Cells harboring mutations in candidate Ctf7p phosphorylation residues as the sole source of Ctf7p function exhibit robust growth not only at 23° but also despite exposure to increased temperatures (30° and 37°) and to genotoxic agents (zeocin and 75 μJ of ultraviolet irradiation). Tenfold serial dilutions of each strain were plated onto rich medium and treated as indicated. See text for details.

Figure 6.—

CTF7 mutated at all candidate CDK phosphorylation residues are competent to support cell viability in the presence of cak1 mutations.
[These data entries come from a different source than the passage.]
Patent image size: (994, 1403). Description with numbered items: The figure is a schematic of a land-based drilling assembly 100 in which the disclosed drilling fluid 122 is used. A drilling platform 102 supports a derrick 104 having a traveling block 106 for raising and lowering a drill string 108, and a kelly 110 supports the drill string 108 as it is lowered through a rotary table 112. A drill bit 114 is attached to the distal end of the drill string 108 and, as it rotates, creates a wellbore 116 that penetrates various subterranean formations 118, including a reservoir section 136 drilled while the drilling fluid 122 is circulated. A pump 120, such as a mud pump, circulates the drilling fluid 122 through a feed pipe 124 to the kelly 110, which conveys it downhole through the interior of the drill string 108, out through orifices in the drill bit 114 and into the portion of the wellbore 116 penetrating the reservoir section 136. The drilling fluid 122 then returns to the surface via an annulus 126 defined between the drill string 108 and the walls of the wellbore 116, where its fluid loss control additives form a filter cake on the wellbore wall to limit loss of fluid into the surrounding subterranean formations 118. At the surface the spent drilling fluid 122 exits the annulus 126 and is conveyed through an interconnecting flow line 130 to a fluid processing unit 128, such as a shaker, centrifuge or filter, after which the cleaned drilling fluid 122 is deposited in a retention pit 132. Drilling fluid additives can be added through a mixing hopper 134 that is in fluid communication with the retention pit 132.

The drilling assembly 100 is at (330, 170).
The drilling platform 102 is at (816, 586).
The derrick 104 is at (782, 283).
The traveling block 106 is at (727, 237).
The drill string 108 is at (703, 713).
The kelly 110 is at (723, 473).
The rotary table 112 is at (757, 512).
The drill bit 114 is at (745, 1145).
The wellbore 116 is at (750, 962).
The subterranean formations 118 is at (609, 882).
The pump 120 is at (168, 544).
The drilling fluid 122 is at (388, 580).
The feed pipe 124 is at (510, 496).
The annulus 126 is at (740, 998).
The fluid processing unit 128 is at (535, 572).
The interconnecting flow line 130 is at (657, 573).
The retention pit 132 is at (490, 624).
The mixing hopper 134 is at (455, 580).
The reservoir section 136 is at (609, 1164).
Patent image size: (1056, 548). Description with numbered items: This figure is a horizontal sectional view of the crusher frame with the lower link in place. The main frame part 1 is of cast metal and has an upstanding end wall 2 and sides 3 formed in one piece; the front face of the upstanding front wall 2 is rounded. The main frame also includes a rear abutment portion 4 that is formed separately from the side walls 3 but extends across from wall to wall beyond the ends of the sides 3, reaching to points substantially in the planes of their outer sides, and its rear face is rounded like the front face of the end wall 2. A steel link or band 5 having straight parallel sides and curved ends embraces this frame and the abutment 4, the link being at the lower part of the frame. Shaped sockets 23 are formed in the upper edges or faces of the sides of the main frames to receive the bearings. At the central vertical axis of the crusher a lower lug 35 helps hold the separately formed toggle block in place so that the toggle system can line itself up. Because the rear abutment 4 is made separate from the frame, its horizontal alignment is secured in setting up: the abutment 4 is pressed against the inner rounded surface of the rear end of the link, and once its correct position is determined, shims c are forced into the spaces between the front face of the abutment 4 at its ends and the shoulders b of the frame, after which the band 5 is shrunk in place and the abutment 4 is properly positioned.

See text for details.

Figure 7.—

cdc28 mutant cells exhibit modest cohesion defects. (Top) Flow cytometer profiles reveal DNA contents of wild-type and cdc28 cells during log growth (log), synchronized in early S phase (HU), and then released to the restrictive temperature in the presence of zeocin (Zeo) to obtain preanaphase cells. (Middle) Micrograph pairs of cdc28 mutant cells show cell morphology above and sister chromatid loci immediately below. (Bottom) Quantification of cohesion defects in zeocin-treated wild-type cells and cdc28 mutant cells. Analyses for wild type (open bars) and both cdc28-B119 (shaded bar) and cdc28-B28 (solid bar) are shown.